Great Financial Mortgage President Talks Rapid Re-Score With ABC7 News

 
An electronic technique that works directly with the three major credit bureaus allowing consumers the ability to immediately repair and boost credit score in as little as 5-7 days.

ABC7 news consumer specialist Ric Romero interviewed Gavin Fenske, President of Great Financial Mortgage, www.greatfinancialmortgage.com , about the Rapid Re-Score option. Rapid re-scoring allows customers seeking mortgage financing the opportunity to immediately repair erroneous information that is currently on the credit report and boost their scores in about 5-7 days. This can mean getting better interest rates and better terms on a loan versus taking a sub-prime loan that offers higher rates and uncomfortable terms. Asked why this is an important feature, Fenske explained that rates and programs are based upon a client's credit score. Typically, through regular channels, it would take a consumer 2-3 months to repair their credit going directly through the three major credit bureaus (Experian, Equifax and TransUnion).

Rapid re-scoring requires that the consumer have proof that the item on the report is being reported erroneously. The proof can take the form of a deletion letter, satisfaction of judgment, release of lien, bankruptcy papers, letter showing settlement of a collection, or any other significant form.

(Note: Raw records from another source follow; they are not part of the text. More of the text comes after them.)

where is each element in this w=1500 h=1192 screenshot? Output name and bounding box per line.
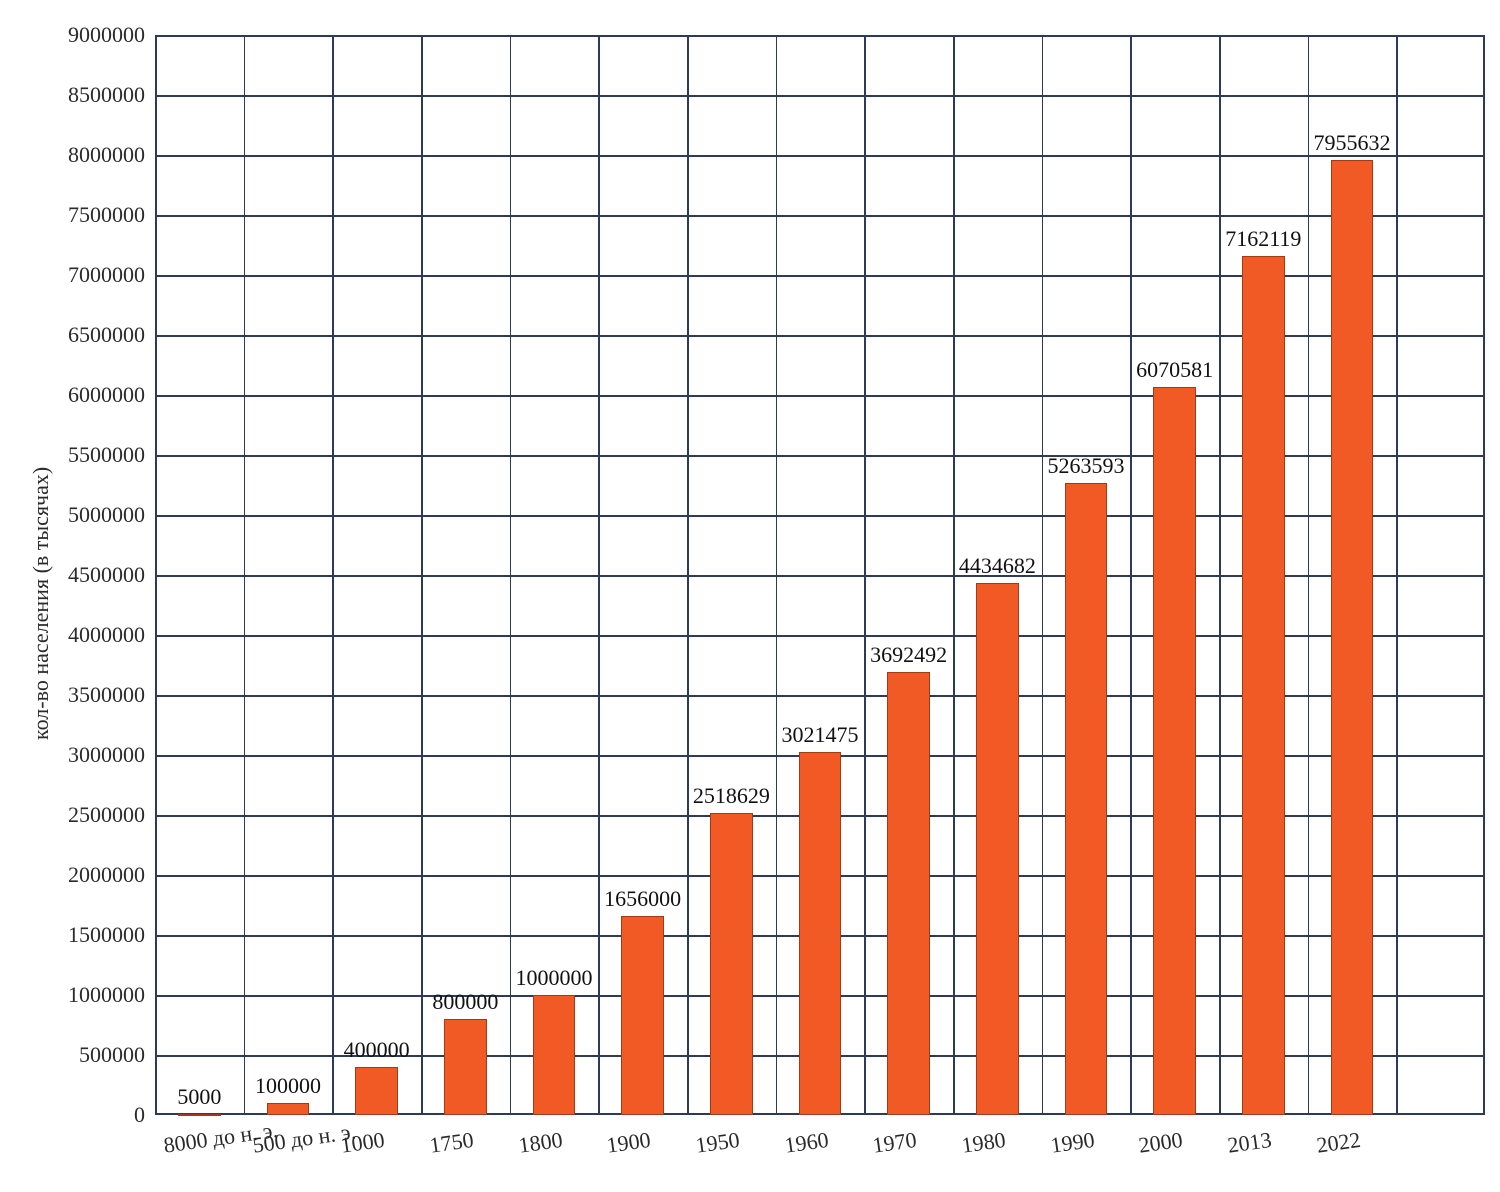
y-tick-label: 500000: [79, 1042, 145, 1068]
gridline-horizontal: [155, 515, 1485, 517]
x-tick-label: 1000: [339, 1127, 386, 1159]
gridline-horizontal: [155, 275, 1485, 277]
bar: [1331, 160, 1374, 1115]
y-tick-label: 8000000: [68, 142, 145, 168]
gridline-horizontal: [155, 575, 1485, 577]
y-tick-label: 4500000: [68, 562, 145, 588]
y-tick-label: 5500000: [68, 442, 145, 468]
y-tick-label: 2500000: [68, 802, 145, 828]
bar-value-label: 400000: [344, 1037, 410, 1063]
bar-value-label: 800000: [432, 989, 498, 1015]
x-tick-label: 2022: [1315, 1127, 1362, 1159]
bar-value-label: 3021475: [782, 722, 859, 748]
x-tick-label: 2000: [1137, 1127, 1184, 1159]
gridline-vertical: [421, 35, 423, 1115]
bar: [267, 1103, 310, 1115]
x-tick-label: 1800: [517, 1127, 564, 1159]
bar-value-label: 1656000: [604, 886, 681, 912]
bar: [1242, 256, 1285, 1115]
bar-value-label: 5000: [177, 1084, 221, 1110]
bar: [976, 583, 1019, 1115]
gridline-vertical: [332, 35, 334, 1115]
x-tick-label: 1980: [960, 1127, 1007, 1159]
bar-value-label: 2518629: [693, 783, 770, 809]
gridline-horizontal: [155, 395, 1485, 397]
y-tick-label: 3500000: [68, 682, 145, 708]
gridline-vertical: [244, 35, 246, 1115]
x-tick-label: 1960: [783, 1127, 830, 1159]
x-tick-label: 1750: [428, 1127, 475, 1159]
y-axis-label: кол-во населения (в тысячах): [28, 467, 54, 740]
y-tick-label: 5000000: [68, 502, 145, 528]
gridline-horizontal: [155, 335, 1485, 337]
bar: [533, 995, 576, 1115]
gridline-vertical: [510, 35, 512, 1115]
gridline-vertical: [1308, 35, 1310, 1115]
bar-value-label: 5263593: [1048, 453, 1125, 479]
x-tick-label: 2013: [1226, 1127, 1273, 1159]
gridline-vertical: [1130, 35, 1132, 1115]
gridline-vertical: [1219, 35, 1221, 1115]
bar: [621, 916, 664, 1115]
gridline-vertical: [598, 35, 600, 1115]
bar-value-label: 7162119: [1225, 226, 1301, 252]
x-tick-label: 1950: [694, 1127, 741, 1159]
gridline-horizontal: [155, 635, 1485, 637]
bar-value-label: 100000: [255, 1073, 321, 1099]
y-tick-label: 1500000: [68, 922, 145, 948]
bar-value-label: 1000000: [516, 965, 593, 991]
y-tick-label: 3000000: [68, 742, 145, 768]
gridline-vertical: [953, 35, 955, 1115]
gridline-horizontal: [155, 95, 1485, 97]
gridline-horizontal: [155, 455, 1485, 457]
bar-value-label: 4434682: [959, 553, 1036, 579]
bar-value-label: 7955632: [1314, 130, 1391, 156]
bar: [710, 813, 753, 1115]
y-tick-label: 7000000: [68, 262, 145, 288]
y-tick-label: 2000000: [68, 862, 145, 888]
bar: [1153, 387, 1196, 1115]
bar: [1065, 483, 1108, 1115]
x-tick-label: 1970: [871, 1127, 918, 1159]
y-tick-label: 9000000: [68, 22, 145, 48]
gridline-vertical: [1396, 35, 1398, 1115]
y-tick-label: 1000000: [68, 982, 145, 1008]
gridline-horizontal: [155, 215, 1485, 217]
gridline-horizontal: [155, 155, 1485, 157]
bar: [887, 672, 930, 1115]
bar: [799, 752, 842, 1115]
bar: [444, 1019, 487, 1115]
bar-value-label: 6070581: [1136, 357, 1213, 383]
gridline-vertical: [864, 35, 866, 1115]
gridline-vertical: [1042, 35, 1044, 1115]
bar-value-label: 3692492: [870, 642, 947, 668]
y-tick-label: 8500000: [68, 82, 145, 108]
y-tick-label: 6000000: [68, 382, 145, 408]
y-tick-label: 6500000: [68, 322, 145, 348]
y-tick-label: 4000000: [68, 622, 145, 648]
bar: [355, 1067, 398, 1115]
x-tick-label: 1990: [1049, 1127, 1096, 1159]
x-tick-label: 1900: [605, 1127, 652, 1159]
gridline-vertical: [687, 35, 689, 1115]
y-tick-label: 7500000: [68, 202, 145, 228]
population-bar-chart: кол-во населения (в тысячах) 0 500000 1000…: [0, 0, 1500, 1192]
gridline-horizontal: [155, 695, 1485, 697]
bar: [178, 1114, 221, 1116]
y-tick-label: 0: [134, 1102, 145, 1128]
gridline-vertical: [776, 35, 778, 1115]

Fenske pointed out that consumers can ask their loan officer to reveal the data the lender obtained and review any possible mistakes. Unfortunately, many consumer credit reports still reflect information that is not accurate even after the consumer has resolved the matter. Errors typically can take from 2-3 months to resolve. In today's market, buyers are left at a disadvantage in obtaining the best possible rates and programs because lenders put great weight on credit scores. However, by using the rapid re-scoring capability available through most lenders, Great Financial Mortgage can assist consumers and significantly speed up the tedious process of removing erroneous information. Getting a new credit score in 5-7 days versus 2-3 months can make a world of difference and save thousands of dollars over the life of a loan.

In a market where homes are moving in days and rates are poised to move up, timing is everything when securing the right loan or refinancing a home. Fenske said, "We find that customers who have erroneous items showing on their credit reports and the documentation to prove otherwise, gain a tremendous advantage in the rates and programs offered to them following Rapid re-scoring."